Reducing the number of components seemed to help a bit, but we still have multiple topics that are entirely LaTeX formatting specifications, and the physics-related topics still have some LaTeX artifacts.

Let's turn to LDA and see if it can do any better here.

In [65]:
lda_model = LatentDirichletAllocation(max_iter = 5,
                                learning_method = 'online',
                                learning_offset = 50.,
                                random_state = 0)

lda_model.fit(X)

LatentDirichletAllocation(batch_size=128, doc_topic_prior=None,
             evaluate_every=-1, learning_decay=0.7,
             learning_method='online', learning_offset=50.0,
             max_doc_update_iter=100, max_iter=5, mean_change_tol=0.001,
             n_components=10, n_jobs=1, n_topics=None, perp_tol=0.1,
             random_state=0, topic_word_prior=None,
             total_samples=1000000.0, verbose=0)

In [66]:
for i, topic in enumerate(lda_model.components_):
    print("Topic {}: {}".format(i + 1, ", ".join([str(x) for x in idx_to_word[topic.argsort()[-20:]]])))

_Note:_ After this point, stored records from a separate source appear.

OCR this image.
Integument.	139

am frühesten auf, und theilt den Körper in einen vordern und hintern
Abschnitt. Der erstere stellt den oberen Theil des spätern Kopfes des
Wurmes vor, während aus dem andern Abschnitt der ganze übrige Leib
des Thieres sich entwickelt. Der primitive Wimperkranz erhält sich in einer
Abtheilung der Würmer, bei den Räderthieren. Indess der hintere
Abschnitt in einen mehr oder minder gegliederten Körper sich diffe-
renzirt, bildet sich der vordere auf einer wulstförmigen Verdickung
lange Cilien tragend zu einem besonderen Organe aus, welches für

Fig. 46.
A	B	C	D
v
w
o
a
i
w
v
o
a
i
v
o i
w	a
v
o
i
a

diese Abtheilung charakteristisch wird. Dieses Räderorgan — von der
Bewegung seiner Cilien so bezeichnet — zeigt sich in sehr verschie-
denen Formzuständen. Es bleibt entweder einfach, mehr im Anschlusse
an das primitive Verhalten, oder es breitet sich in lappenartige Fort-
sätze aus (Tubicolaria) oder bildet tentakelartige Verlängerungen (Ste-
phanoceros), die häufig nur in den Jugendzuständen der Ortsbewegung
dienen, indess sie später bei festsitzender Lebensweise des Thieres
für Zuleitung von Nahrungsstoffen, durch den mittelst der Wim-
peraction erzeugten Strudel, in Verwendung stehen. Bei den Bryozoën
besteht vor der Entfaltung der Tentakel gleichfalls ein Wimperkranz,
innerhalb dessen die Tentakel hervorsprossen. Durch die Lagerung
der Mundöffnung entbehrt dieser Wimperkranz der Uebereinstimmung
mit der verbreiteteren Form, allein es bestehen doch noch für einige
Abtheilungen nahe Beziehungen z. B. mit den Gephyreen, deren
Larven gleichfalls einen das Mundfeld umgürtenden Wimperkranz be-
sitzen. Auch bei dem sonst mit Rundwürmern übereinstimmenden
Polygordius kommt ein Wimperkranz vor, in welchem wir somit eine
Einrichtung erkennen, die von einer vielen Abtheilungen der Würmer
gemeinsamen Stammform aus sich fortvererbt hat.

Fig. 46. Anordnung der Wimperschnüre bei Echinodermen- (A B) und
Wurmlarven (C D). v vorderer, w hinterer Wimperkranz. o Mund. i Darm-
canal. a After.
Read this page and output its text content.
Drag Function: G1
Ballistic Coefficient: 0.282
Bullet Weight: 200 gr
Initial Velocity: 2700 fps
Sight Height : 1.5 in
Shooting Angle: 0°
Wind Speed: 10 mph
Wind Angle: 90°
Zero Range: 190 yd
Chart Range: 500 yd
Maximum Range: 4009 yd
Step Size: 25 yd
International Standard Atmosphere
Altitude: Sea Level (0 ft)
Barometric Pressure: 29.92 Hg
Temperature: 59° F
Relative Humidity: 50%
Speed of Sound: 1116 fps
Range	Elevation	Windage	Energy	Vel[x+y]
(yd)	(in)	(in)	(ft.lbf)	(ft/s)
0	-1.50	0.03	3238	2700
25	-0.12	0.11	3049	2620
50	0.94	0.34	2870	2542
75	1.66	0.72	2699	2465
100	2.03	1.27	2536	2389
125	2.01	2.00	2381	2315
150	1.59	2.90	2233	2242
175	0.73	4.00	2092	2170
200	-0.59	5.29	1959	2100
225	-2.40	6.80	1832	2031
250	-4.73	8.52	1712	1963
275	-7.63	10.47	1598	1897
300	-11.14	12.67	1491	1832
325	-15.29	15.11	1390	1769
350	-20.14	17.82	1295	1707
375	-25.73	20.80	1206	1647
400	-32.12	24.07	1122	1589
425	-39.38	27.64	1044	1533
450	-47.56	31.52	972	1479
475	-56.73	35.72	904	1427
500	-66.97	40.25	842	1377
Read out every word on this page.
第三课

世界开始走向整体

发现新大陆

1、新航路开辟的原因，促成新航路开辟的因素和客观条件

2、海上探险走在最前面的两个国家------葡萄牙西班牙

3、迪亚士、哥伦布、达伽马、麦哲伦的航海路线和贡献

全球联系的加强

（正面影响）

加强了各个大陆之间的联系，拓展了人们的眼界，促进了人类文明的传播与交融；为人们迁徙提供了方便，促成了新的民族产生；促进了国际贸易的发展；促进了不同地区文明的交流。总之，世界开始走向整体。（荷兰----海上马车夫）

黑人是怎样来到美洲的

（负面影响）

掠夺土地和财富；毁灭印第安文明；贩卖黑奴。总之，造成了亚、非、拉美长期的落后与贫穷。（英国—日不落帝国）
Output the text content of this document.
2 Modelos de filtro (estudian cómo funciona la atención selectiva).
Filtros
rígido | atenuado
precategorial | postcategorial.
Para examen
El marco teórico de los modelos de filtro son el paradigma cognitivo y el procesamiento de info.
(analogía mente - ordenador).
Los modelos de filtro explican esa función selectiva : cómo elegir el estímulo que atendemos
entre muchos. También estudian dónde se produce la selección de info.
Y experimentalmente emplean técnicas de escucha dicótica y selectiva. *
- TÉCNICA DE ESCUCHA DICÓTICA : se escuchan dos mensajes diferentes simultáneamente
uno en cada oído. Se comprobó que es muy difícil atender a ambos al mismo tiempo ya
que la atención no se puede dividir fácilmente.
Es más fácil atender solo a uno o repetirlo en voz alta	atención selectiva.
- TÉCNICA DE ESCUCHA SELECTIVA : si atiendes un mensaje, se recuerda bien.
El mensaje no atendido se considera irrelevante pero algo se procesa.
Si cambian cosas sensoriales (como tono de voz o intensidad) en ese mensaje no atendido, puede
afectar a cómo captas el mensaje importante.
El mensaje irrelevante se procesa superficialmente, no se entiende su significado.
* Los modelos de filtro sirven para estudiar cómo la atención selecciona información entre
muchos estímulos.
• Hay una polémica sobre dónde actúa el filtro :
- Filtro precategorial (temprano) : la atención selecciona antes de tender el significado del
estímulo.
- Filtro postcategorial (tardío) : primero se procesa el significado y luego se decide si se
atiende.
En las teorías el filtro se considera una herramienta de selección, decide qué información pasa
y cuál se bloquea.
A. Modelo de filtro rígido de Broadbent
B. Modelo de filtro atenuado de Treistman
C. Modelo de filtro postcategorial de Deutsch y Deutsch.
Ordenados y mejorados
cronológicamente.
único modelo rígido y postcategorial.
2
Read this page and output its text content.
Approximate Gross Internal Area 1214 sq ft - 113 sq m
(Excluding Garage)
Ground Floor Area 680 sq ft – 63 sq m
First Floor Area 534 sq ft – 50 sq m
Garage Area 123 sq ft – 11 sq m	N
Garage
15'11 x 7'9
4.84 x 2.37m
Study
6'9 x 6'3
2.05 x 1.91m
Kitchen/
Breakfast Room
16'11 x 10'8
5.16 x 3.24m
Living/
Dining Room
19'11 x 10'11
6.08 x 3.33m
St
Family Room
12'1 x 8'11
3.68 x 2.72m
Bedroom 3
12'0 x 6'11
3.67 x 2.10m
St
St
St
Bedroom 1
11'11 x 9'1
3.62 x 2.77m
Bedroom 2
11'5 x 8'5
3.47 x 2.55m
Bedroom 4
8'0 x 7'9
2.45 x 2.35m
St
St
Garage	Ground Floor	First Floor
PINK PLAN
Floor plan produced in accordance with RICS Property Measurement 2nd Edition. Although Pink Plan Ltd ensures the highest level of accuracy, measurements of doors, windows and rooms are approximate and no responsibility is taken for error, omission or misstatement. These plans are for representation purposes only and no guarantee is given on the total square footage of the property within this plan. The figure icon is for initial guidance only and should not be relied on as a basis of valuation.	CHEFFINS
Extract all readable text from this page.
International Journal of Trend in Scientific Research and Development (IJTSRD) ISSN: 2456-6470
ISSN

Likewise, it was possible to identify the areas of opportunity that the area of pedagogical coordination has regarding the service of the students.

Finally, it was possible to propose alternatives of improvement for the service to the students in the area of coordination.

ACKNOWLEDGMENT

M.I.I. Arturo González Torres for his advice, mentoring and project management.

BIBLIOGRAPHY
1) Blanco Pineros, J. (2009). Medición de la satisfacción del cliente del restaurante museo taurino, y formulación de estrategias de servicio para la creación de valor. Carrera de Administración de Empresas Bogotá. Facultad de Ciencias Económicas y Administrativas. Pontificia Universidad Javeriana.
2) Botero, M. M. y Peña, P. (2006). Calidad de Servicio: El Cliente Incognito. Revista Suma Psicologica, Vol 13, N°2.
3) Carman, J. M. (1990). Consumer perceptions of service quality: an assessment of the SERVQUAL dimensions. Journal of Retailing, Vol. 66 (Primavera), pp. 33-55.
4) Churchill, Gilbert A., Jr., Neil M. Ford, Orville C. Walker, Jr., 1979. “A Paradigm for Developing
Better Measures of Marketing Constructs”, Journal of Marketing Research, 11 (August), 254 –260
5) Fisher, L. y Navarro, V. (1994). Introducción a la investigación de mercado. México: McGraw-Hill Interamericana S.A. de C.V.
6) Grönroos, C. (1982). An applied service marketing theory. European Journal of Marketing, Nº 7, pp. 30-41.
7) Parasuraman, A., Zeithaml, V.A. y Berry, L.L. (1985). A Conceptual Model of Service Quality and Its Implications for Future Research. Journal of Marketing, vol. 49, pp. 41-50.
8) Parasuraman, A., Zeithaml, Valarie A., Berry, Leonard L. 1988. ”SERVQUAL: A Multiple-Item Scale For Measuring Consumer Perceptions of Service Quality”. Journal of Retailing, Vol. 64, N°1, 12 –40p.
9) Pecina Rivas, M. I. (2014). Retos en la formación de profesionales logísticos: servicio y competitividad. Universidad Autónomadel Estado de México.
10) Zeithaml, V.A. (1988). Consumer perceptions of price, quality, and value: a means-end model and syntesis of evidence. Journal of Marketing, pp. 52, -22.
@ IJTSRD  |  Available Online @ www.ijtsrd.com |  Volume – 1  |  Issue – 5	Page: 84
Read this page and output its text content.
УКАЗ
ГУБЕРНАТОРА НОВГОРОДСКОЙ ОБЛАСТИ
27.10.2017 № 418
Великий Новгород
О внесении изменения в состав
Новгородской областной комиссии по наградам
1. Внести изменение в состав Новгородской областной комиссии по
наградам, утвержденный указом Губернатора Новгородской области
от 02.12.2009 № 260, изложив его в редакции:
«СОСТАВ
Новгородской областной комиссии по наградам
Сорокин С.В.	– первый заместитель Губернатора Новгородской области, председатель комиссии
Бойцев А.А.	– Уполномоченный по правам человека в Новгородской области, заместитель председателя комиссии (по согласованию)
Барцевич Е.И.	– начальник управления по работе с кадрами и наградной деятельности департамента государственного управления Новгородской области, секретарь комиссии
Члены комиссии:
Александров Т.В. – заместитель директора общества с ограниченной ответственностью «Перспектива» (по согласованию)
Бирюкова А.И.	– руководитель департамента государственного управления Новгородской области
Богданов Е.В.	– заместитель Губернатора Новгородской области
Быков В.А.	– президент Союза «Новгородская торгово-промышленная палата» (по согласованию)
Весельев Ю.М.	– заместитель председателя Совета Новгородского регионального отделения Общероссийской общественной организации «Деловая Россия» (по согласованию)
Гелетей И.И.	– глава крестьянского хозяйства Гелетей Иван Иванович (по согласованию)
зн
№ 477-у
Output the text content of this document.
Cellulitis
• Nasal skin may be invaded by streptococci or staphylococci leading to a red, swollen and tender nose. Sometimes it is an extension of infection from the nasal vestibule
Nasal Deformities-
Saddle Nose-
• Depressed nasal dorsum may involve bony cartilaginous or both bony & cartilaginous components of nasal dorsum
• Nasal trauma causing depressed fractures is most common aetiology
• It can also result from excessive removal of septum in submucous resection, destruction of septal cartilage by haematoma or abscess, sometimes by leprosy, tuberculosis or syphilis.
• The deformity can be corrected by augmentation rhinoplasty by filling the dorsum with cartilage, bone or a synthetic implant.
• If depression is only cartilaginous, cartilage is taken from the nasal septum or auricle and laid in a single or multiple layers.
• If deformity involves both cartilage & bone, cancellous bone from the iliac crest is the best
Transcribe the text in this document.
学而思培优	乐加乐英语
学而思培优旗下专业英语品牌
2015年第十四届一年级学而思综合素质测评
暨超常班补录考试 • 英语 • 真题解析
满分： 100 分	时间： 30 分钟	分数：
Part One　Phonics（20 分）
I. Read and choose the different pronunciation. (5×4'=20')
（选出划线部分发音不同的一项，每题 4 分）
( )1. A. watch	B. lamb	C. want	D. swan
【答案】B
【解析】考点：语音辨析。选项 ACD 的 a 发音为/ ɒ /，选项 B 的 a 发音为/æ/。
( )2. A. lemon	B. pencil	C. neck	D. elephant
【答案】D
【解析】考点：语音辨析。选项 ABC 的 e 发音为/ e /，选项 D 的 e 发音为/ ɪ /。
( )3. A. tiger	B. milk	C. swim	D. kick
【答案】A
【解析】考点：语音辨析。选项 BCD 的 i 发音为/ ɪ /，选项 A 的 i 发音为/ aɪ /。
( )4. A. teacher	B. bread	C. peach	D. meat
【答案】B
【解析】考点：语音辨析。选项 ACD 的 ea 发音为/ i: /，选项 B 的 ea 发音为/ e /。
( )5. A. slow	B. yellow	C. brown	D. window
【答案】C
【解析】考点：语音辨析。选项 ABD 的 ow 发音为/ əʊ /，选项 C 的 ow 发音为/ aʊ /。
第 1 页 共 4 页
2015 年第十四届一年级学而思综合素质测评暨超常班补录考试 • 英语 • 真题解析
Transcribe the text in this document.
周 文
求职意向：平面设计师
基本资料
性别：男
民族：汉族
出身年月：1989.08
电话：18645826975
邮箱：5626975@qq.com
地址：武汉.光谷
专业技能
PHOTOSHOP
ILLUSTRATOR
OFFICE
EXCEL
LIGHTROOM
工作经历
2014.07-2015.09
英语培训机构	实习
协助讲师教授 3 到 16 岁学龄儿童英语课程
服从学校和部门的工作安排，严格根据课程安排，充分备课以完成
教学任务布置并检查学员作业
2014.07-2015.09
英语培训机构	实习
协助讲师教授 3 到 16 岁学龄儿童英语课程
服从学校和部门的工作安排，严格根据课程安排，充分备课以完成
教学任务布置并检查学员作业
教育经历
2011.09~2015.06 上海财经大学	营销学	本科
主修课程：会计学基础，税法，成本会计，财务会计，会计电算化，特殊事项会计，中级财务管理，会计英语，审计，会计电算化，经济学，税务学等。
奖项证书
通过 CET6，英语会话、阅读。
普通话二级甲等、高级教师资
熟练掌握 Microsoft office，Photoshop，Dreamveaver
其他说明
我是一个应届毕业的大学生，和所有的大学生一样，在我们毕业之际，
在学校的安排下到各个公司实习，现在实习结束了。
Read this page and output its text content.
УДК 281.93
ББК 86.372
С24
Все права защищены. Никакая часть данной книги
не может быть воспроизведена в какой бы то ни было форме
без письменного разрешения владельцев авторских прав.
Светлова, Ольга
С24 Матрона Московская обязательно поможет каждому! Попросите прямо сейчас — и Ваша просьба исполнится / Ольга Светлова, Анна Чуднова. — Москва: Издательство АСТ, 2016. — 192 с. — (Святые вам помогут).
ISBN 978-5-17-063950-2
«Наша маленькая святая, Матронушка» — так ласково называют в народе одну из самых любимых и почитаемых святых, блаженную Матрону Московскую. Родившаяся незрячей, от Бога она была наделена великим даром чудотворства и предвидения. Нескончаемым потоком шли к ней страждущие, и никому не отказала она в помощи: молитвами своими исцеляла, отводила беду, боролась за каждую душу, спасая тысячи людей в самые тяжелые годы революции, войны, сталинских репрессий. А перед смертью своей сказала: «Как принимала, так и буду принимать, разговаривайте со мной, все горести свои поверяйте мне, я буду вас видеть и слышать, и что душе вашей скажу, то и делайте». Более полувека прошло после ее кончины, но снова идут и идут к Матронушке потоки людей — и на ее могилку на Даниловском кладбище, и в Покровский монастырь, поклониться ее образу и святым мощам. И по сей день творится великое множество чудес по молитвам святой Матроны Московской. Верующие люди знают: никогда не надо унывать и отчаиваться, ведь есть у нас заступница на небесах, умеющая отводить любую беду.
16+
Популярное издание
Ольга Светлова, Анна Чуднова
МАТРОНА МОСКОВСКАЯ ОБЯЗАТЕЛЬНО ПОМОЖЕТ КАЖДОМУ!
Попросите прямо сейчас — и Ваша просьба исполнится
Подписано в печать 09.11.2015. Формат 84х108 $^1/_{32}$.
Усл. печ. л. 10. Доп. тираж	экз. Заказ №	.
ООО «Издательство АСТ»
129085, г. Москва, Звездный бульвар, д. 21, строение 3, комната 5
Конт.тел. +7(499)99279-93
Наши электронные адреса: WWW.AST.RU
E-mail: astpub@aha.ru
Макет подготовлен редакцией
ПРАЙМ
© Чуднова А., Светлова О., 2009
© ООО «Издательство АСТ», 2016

Topic 1: bais, acla, l_s, kp, mathbf, dlt, l_, lmd, tau, defa, ui, brc, tht_2, der_2, acl, tht_1, eql, vph, brkt, x_2
Topic 2: 566, 0212096, 643, psi_s, cohen, 35pt, http, 223, 575, eqn, m_r, big, dot, zf, character, arxiv, footnotesize, d1, wick, hat
Topic 3: 608, hline, ze_d, imr, ee, families, fam, curve, disconnected, 0111, qr, rho_, bbs, l_3, 0truecm, cartan, treated, subset, suffices, brane
Topic 4: bone, monopoles, gaugino, ben, eqn, h_o, quantization, eta, lorentz, chiral, xi, dot, monopole, ee, eventually, susy, ij, breaking, overline, alice
Topic 5: mathcal, estimates, rg, wn, similarity, setup, line, schwarzschild, big, hi, cr, citation, gam, te, eqno, hline, qquad, vec, brane, hat
Topic 6: r_, varphi, qquad, su, quad, dot, eqn, cr, f_, tau, arxiv, mathcal, big, branes, partial_, vec, citation, brane, ee, hat
Topic 7: drastically, partitiondef, eac, 516, dot, located, qc, rindler, dec, motivations, hh, lj, amns, rb, dipolevaccond, numerical, phi_, sss, ze, vec
Topic 8: citat

Yikes. LDA didn't do much better. These topics are not especially informative either...